Bloomberg’e konuşan ve adının açıklanmasını istemeyen bir Körfez ülkesi yetkilisi, krizin çözülmesi için arabuluculuk yapan ülkenin çabalarının öncelikle Katar-Suudi Arabistan ilişkilerinin onarılması ve daha sonra BAE’nin de ilişkilerin yeniden tesisi sürecine katılması üzerinde yoğunlaştığını söyledi.

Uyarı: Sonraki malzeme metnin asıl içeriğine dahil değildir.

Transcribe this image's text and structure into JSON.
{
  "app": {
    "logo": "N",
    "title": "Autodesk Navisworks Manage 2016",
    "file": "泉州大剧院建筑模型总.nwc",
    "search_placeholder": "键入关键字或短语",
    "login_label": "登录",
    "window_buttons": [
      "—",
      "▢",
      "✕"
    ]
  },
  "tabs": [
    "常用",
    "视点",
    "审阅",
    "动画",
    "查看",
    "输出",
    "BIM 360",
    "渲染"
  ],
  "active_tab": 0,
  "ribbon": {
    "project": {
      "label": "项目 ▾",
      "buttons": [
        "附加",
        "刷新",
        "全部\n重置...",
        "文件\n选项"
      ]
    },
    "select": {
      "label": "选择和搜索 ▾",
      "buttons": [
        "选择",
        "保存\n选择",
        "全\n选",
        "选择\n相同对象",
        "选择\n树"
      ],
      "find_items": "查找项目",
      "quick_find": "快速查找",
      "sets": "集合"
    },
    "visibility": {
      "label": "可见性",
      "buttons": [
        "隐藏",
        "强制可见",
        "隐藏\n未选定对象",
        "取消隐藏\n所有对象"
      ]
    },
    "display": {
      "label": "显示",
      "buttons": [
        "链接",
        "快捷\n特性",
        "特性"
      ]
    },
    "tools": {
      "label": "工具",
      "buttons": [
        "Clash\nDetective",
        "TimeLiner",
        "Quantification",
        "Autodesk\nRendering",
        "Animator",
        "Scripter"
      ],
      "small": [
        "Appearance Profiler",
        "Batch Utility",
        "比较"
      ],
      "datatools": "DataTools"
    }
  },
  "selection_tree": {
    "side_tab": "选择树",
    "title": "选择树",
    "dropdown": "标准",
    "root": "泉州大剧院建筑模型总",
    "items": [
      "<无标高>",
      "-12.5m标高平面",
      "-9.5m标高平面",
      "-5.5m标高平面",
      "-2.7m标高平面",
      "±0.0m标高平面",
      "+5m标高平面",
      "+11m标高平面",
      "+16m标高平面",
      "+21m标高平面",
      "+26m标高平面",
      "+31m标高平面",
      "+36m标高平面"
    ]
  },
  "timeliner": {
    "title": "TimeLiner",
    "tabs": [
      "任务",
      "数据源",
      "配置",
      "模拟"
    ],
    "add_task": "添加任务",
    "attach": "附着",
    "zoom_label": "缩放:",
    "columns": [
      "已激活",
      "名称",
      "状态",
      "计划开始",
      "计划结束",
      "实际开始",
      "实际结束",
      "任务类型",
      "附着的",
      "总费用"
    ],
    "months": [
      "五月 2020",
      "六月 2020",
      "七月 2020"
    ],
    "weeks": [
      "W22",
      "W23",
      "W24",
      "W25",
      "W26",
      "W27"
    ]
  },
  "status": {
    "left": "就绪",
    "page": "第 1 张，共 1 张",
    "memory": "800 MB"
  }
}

Suudi Arabistanlı bir yetkilinin de yine Bloomberg’e yaptığı açıklamada “Katar komşularıyla ilişkilerini düzeltmek için bazı adımlar atmaya başladı” dediği öne sürüldü fakat o adımların ne olduğu konusunda herhangi bir bilgi verilmedi.
Geçtiğimiz günlerde Dubai’de bir etkinliğe katılan ABD Hava Kuvvetleri Komutanı Orgeneral David Goldfein, krizin yakında sona ereceği konusunda iyimser olduğunu belirterek, Körfez ülkelerini İran’a karşı birlik olmaya davet etti.
Bütün bunlara Suudi Arabistan Savunma Bakanı Prens Halid bin Selman’ın birkaç gün önce Maskat’ı ziyareti ve krize taraf ülkelerin medya organlarına verdikleri karşı tarafın simge isimleriyle ilgili olumsuz haber ve yorum yayınlamama talimatı da eklenince çözüme yönelik beklentiler hayli arttı.
Fakat Körfez’deki kriz kolay çözülecek türden değil.
Asıl problem Riyad-Abu Dhabi ikilisiyle Doha arasında.
Bahreyn’i ve Mısır’ı ise dikkate almaya gerek yok.
Çünkü her ikisi de diğerlerine tâbi.
İki buçuk yılı geride bırakan krizin geldiği noktada Riyad ve Abu Dhabi’ye boyun eğmeyen Doha’nın pozisyonu daha güçlü.
Katar, kendisine dayatılmak istenen şartların neredeyse hiçbirini kabul etmedi.
Riyad ve Abu Dhabi’nin de “Şartlarımızdan vazgeçtik” deyip yenilgiyi kabullenmeleri neredeyse imkânsız.
Bölgesel şartlar ve Amerika’nın baskısıyla krizde geçici bir hafifleme yaşansa da taraflar arasında kalıcı bir çözümden bahsetmek henüz çok zor.